The DEW models will run in one of two modes: operations or analysis. In operations mode, power-flow solutions run automatically whenever switching operations or changes in measurements occur for circuits. The power flow solutions are performed 24 hours per day, seven days per week for all 236 distribution circuits. Overloads, large phase imbalances, and low and high voltages will be alarmed. In the analysis mode, operators will perform the traditional planning studies. As part of this analysis, protection will be checked and the operator will be informed of switching scenarios that could hinder the performance of the system.

More DEW to Come

Several utilities have used the open architecture to customize DEW to their environments. For DEW users, it has optimized system solutions with greater caseload capability and enhanced analysis to solve complex problems. However, the true value of using DEW open database remains to be exploited. The full potential of using DEW will only be realized when all relevant databases and the data that it contains are linked, and the information is available to all users. As distribution utilities strive to become the more efficient asset managers, they should consider systems like the DEW.

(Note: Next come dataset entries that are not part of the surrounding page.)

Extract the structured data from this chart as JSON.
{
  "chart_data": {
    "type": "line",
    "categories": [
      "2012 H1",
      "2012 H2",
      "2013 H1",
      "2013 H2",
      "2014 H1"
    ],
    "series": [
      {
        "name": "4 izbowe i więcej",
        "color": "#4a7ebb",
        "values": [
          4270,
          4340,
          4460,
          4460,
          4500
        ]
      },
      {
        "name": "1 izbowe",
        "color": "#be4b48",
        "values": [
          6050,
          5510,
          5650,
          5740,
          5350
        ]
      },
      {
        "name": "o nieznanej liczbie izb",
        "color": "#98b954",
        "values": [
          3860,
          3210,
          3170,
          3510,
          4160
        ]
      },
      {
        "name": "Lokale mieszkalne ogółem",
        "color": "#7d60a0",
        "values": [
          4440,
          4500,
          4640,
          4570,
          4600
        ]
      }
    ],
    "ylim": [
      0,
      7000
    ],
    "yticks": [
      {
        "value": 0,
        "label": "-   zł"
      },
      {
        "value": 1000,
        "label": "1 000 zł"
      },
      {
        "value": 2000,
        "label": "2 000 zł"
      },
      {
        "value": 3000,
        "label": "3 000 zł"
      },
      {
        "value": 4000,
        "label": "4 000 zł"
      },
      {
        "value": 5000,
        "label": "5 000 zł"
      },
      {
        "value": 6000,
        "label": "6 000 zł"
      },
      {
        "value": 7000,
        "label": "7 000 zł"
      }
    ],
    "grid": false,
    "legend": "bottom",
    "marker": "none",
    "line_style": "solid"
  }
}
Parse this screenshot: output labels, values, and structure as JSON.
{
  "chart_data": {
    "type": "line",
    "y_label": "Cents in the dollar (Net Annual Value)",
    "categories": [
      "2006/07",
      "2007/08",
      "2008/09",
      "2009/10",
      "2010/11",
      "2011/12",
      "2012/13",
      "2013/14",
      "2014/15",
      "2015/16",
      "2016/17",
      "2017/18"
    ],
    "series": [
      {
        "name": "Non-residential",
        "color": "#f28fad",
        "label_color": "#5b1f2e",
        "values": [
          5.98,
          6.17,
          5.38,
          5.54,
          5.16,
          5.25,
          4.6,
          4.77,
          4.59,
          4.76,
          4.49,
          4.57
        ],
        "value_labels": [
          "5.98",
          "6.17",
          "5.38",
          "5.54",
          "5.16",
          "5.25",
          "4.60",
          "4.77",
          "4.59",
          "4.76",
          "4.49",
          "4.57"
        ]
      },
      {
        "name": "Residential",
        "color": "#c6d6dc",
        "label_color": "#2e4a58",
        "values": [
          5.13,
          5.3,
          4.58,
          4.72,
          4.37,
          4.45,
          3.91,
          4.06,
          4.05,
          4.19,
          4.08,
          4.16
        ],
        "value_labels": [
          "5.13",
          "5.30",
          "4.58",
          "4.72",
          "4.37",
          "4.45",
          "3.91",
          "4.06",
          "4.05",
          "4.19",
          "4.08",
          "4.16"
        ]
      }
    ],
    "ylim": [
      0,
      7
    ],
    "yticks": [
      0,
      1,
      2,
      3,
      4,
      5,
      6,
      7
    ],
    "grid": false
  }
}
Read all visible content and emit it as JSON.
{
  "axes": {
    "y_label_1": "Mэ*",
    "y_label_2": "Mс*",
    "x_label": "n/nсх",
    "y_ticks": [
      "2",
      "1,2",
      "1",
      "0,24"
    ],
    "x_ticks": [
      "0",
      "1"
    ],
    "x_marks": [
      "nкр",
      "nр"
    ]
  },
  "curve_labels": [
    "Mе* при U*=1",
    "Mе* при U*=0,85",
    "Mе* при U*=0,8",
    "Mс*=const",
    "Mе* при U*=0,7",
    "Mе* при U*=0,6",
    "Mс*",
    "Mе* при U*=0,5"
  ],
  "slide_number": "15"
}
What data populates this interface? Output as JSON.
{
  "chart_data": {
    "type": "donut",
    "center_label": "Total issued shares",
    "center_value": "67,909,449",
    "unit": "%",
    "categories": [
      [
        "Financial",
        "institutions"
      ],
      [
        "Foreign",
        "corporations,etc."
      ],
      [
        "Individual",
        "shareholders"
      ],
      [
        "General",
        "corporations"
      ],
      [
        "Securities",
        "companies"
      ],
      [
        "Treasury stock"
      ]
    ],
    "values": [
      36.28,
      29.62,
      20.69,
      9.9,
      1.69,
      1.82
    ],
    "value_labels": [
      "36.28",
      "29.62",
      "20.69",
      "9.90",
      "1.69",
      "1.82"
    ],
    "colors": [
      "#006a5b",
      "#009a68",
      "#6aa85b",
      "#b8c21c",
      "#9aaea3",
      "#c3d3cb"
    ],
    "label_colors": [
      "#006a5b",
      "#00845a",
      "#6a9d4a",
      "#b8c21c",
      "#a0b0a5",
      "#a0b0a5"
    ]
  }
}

The authors want to recognize the efforts of the following individuals for their decade of effort to develop the DEW into the comprehensive tool it is today.

  • Harry Ng, EPRI manager, Distribution System, managed DEW conception, development, implementation at Detroit and at Ameren, and commercialization.

  • Robert Broadwater, an electrical engineering professor at Virginia Tech and president of Electrical Distribution Design, directed the DEW software development and implementations for EPRI.

Richard Seguin is principal engineer in DTE's System Projects and Engineering department. He is responsible for the DEW implementation and Distributed Resources.

Andrew Sugg is currently an Engineer in Ameren's Energy Delivery-Technical Applications department. He is responsible for the DEW system and several other engineering applications. He is a registered professional engineer in Illinois and Missouri.

Charlie Scirbona is division superintendent and is responsible for Division Engineering and Line Operations at Orange and Rockland Utilities.

Open Architecture Features

Non-proprietary, user-extendable database

Corporate SQL-compliant database

User-programmable access to any in-memory data or calculated result

Application replacement/addition

Attach and display data on the circuit model

Add new equipment models and customize graphic symbols

Future Plans for DEW

EPRIsolutions, in partnership with Electrical Distribution Design (Blacksburg, Virginia, U.S.), is providing continued development, support and vision for DEW. The vision addresses specific technical achievements, such as combined T&D analysis of systems with millions of nodes. However, the vision goes far beyond such targeted technical achievements and addresses a seamless approach to asset management.

The key to this vision is DEW's open architecture. Instead of trying to provide a common solution for everyone, an open platform for development is provided. Customized applications are developed in the open marketplace by many different creative users and programmers. In this open marketplace development, the DEW system model can be linked to asset management records, daily operational procedures, events, long- and short-term planning, and more. Eventually the best application approaches will be widely adopted. In this role, DEW serves as a cost-effective focal point for information technology and asset management that provides value to all company employees, from senior level management down.

EPRI has made DEW available to all utilities. Since 1992 EPRI has worked on developing and enhancing DEW. During this period, many open-architecture concepts have been built into and subsequently refined in the DEW. DEW is now commercially available to all companies. EPRI membership is not a prerequisite for acquiring or using DEW.